В соседней комнате играли в рублик.
Было уже очень поздно, когда аспирант, белокурый и длинноногий, похожий несколько на жирафу, объявил, что желает петь.
Он был пьян и, быть может, поэтому пел меццо-сопрапо.
Он не окончил. Хохот грянул с такой силой, что шелковый абажур потерял равновесие и, как бабочка, бесшумно взлетел над столом.
Длинноногий аспирант уже стоял посередине комнаты на разбитых бутылках и размахивал бесконечными руками в твердых, как железо, манжетах. Пустив заливистую басовую трель, он снова перешел на меццо-сопрано.
Да полно, был ли он Victor’ом? Точно ли он победил? Быть может, ему следовало не нападать, а защищаться? Но ведь и у них здесь многое было неблагополучно. «Не стоило разбивать стакан». Да, может быть, и не стоило.

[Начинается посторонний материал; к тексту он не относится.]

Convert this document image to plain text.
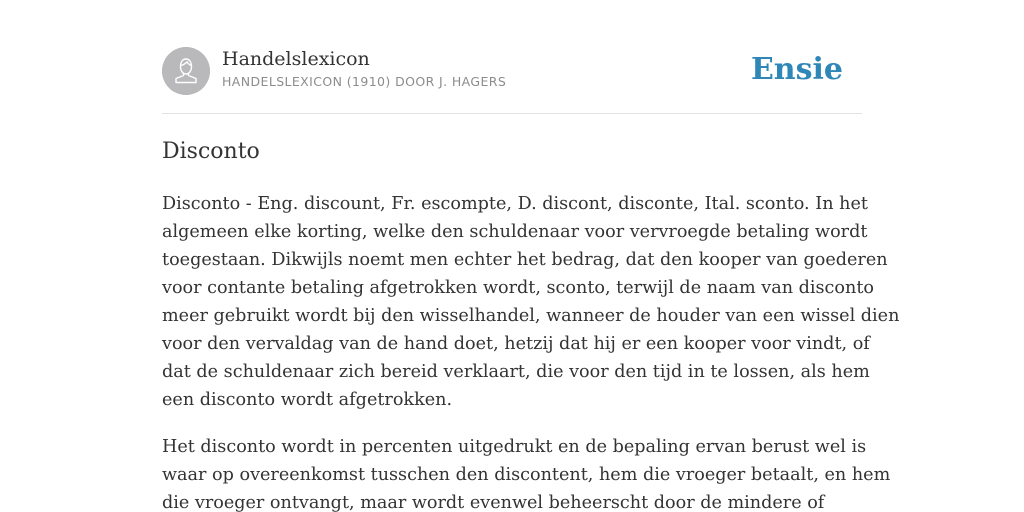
Handelslexicon
HANDELSLEXICON (1910) DOOR J. HAGERS	Ensie
Disconto

Disconto - Eng. discount, Fr. escompte, D. discont, disconte, Ital. sconto. In het
algemeen elke korting, welke den schuldenaar voor vervroegde betaling wordt
toegestaan. Dikwijls noemt men echter het bedrag, dat den kooper van goederen
voor contante betaling afgetrokken wordt, sconto, terwijl de naam van disconto
meer gebruikt wordt bij den wisselhandel, wanneer de houder van een wissel dien
voor den vervaldag van de hand doet, hetzij dat hij er een kooper voor vindt, of
dat de schuldenaar zich bereid verklaart, die voor den tijd in te lossen, als hem
een disconto wordt afgetrokken.

Het disconto wordt in percenten uitgedrukt en de bepaling ervan berust wel is
waar op overeenkomst tusschen den discontent, hem die vroeger betaalt, en hem
die vroeger ontvangt, maar wordt evenwel beheerscht door de mindere of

Он чувствовал себя побежденным.
Весело похлопав белокурому аспиранту, он подтащил к себе Драгоманова и посадил его рядом с собой на диван.
— Знаешь, Боря, — сказал он сквозь шум, сквозь хмель, который нужно было преодолеть, чтобы заставить себя найти нужное слово, — по последним исследованиям… Это изучали в Германии… По последним исследованиям, смертность от ран несравнимо более велика в побежденной армии, чем в победившей.
Он запоминал имена людей, которые обижались на него, чтобы на другой день звонить им по телефону.
Если накануне вечером он уничтожил человека за плохой рассказ (или за хороший), он говорил: «Я вспомнил, что у тебя есть одно забавное место».
Он ссорился на людях и мирился наедине…
Наступало утро, шел снег и делал мир манерным.
Некрылов шатался по Васильевскому острову, почти не догадываясь, что пьян, принимая пьянство за усталость.
Кому он должен сегодня звонить и о чем ему говорить с людьми, которых он обидел?
На Пятой линии он встретил собаку и долго, очень сердито рассматривал ее. Собака сидела под воротами, лохматая, разочарованная, голодная, как собака. И все-таки она смеялась над ним. Она приоткрывала зубы, опускала уши, подавалась назад. Она смеялась над ним, она его обижала.
На всякий случай он сказал ей номер своего телефона:
— Позвони мне, пес, и скажи, что ты не хотел меня обидеть, что после меня будет легко писать. Что я знаменитый писатель.
Он посмотрел мимо пса во двор. Этот дом, похожий на почтовый ящик, был знаком ему. В этом доме, похожем на письменный стол, на площадке второго или третьего этажа по черной лестнице было выбито окно. Он когда-то стоял на площадке, возле разбитого окна, и следил, как мимо двадцатиугольной дыры падал снег, напоминавший кинематограф.
Он ждал кого-то…
— Кого я ждал, пес, и что я здесь делал? И согласен ли ты со мной, что у нас не литература, а катастрофа?
Теперь он знал, кто живет в этом доме. В этом доме, похожем на чемодан, жила Верочка, Верочка Барабанова.
Поднимаясь по лестнице, он бормотал, пел или насвистывал марш. Как все это было знакомо! В который раз он шел к женщине, которая не ждала его, в который раз он знал наперед каждое движение, каждое слово. Он чувствовал себя разбойником, к нему тоска подступала.
На третьей площадке и точно было выбито стекло. Снег падал иначе, чем тогда, утомительнее, тяжелее. Верочка жила здесь. Сегодня вечером он уезжает. Он должен ее увидеть.
Босоногая девица в мужском пальто открыла ему двери. Бормоча, напевая или насвистывая марш, Некрылов прошел мимо нее, в коридор. Шесть или двенадцать дверей встали перед ним, как шесть или двенадцать раз повторенный кадр.
Он усмехнулся и распахнул самую знакомую из них.
В комнате было утро и беспорядок. И мольберт, повернутый к стене. Спокойная, как отпуск, за ширмой стояла кровать. Он заглянул за мольберт и за ширму. На мольберте он увидел полотно, усеянное выпуклыми мазками, которые хотелось потрогать пальцем или даже сковырнуть.
За ширмой он увидел женщину, которая не была женой, сестрой или любовницей друга. За это он был ей искренне благодарен.
Он сел на низенький табурет и с минуту смотрел на нее с детским любопытством. Она лежала, свернувшись калачиком. И он всегда так же спал в детстве. Впрочем, детства у него, кажется, не было. А как он спит теперь?
Нет, он не чувствовал себя разбойником, он был одинок и пьян. И ничего не хотел. И уже не возражал против спокойствия. Неблагополучие шло на него сомкнутыми рядами. Это случалось с ним не в первый раз. Но тогда у него было чем отбиваться.